I was hesitant to write about this comic because I remember being disappointed by it after returning home from the 7-11. The 8-year old me defined a good comic as one like The Avengers, filled with a large cast of colorful heroes. This issue of The New Adventures of Superboy only has one character who spends most of his time at school or on his bike. Even though I wasn’t a superhero, I had a bike and I had homework, too. I wanted a comic book which would transport me to places I didn’t recognize.
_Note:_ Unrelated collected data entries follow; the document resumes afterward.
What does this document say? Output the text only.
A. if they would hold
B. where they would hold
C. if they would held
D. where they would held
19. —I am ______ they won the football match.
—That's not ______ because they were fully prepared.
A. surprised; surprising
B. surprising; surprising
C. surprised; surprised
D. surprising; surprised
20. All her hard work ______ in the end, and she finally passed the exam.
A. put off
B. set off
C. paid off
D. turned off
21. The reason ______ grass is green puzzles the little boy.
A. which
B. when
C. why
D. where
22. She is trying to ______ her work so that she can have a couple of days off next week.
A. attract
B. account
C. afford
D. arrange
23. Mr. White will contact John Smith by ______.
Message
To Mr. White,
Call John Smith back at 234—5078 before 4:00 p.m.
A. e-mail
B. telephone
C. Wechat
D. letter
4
I had no idea when I began writing this entry that the second of these two Superboy stories, however, would be about the process of memory. I selected this issue because, of all the comics which my grandmother bought me when I was a child, this is one of only two, along with an issue of Strange Tales which I wrote about recently at The Comics Grid, which evokes a specific memory of the two of us together. That “Superboy Meets Superboy…Almost!” is about memory itself is a telling coincidence, perhaps, or one of Walter Benjamin’s secret, magical affinities.
This book, this quiet companion, has been waiting patiently to reveal its secrets, and perhaps it has taken me thirty years to learn how to read it.
I have saved this comic for three decades not for its stories or for its art, but because when I see the cover again I remember Oakville, Connecticut in November or December of 1981, as my grandmother and I walk past the brook which runs parallel with Pullen Ave. It is cold and damp, but she is holding my hand, and I am not at school, and I am careful to walk close to her as we cross Bamford Avenue to the driveway of our house. And like Superboy I am a ghost in that world as I watch the two of us walking home. Meanwhile, here in the present, in Chicago, I stare at a yellowed, fading book which like the hero’s time vortex returns me to my childhood.
Unlike Superboy, who cannot remember the day he saved the rocket, I can recall this quiet walk home, even without the alien gift of supermemory, and so for a few moments I inhabit that space, and see her again in the same perfect clarity as the four-color images in this comic book.
Happy birthday, Grammy.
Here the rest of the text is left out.